First, Y does not have a twin in the way that all other chromosomes do. If the genes on Y are damaged, there is no matching partner to act as a blueprint for the repair of the damage.
Second, Y chromosomes always pass into the next generation via sperm, never via the egg. But, sperm doesn't protect its chromosomes from damage like other cells do. Sperm present an especially risky environment for the little unmatched Y.
And third, men produce thousands of sperm every minute, requiring millions upon millions of cell divisions to take place. Every time a cell divides it has to make a copy of the original chromosomes and the potential for errors in copying is hugely increased. And mistakes make mutations.

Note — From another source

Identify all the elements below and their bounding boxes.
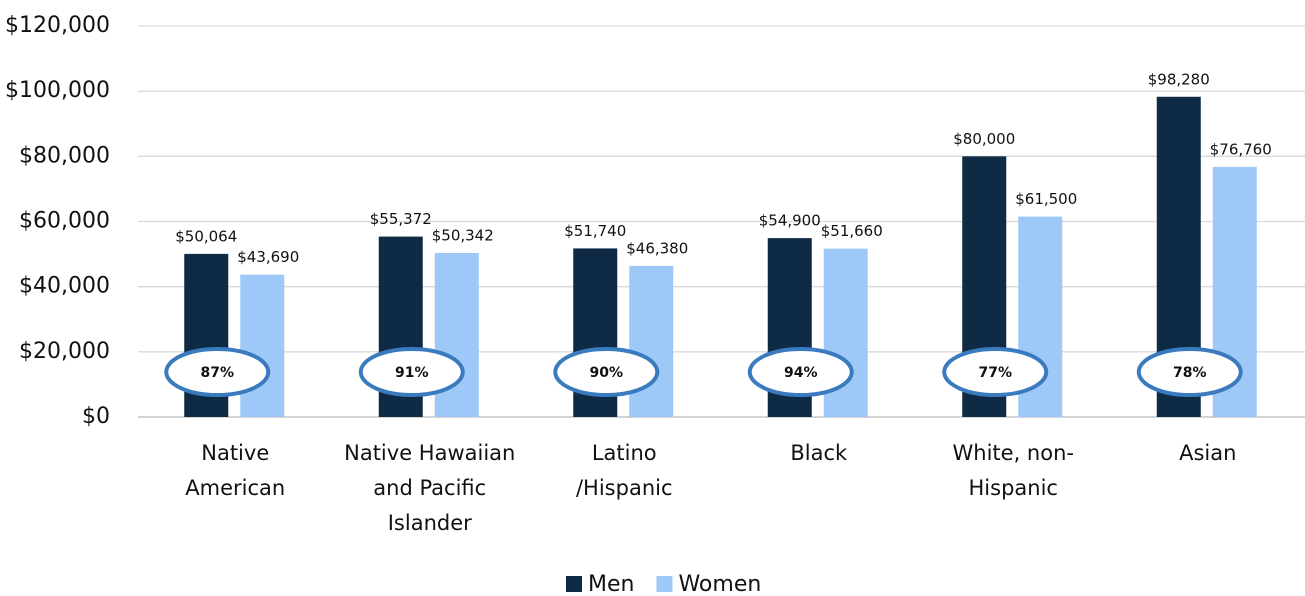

The result Y is on its way out. Before you reach for the whiskey bottle, boys, take heart, the death of Y doesn't have to mean the death of the male.
New start
It is true that in the world of a diminishing Y, males will gradually become less and less fertile. But, in the long term, evolution will favour any male who carries mutations on any chromosome that makes him more fertile.
If it is of any comfort, men need only turn to the example of a small, burrowing rodent. The mole vole has already moved into a Y-free zone and still has males. No-one knows how this has happened, but on the way they must have evolved new genes on other chromosomes that govern the process of making males.
There are two species of mole vole with different types of sex chromosome, which means that they can't mate. One hot topic of research is to find out whether the original species of mole vole split into two when it gave up the Y. If so, this could have implications for our own evolution.
If we humans lose our Y, then it's possible that new sex chromosome systems could arise in the human population. And like the mole vole, people born under one system would not be able to mate with those born under another. Think of a world in which several species of humans co-exist, as Homo sapiens and Neanderthal man did?
The dear old male might be saved after all.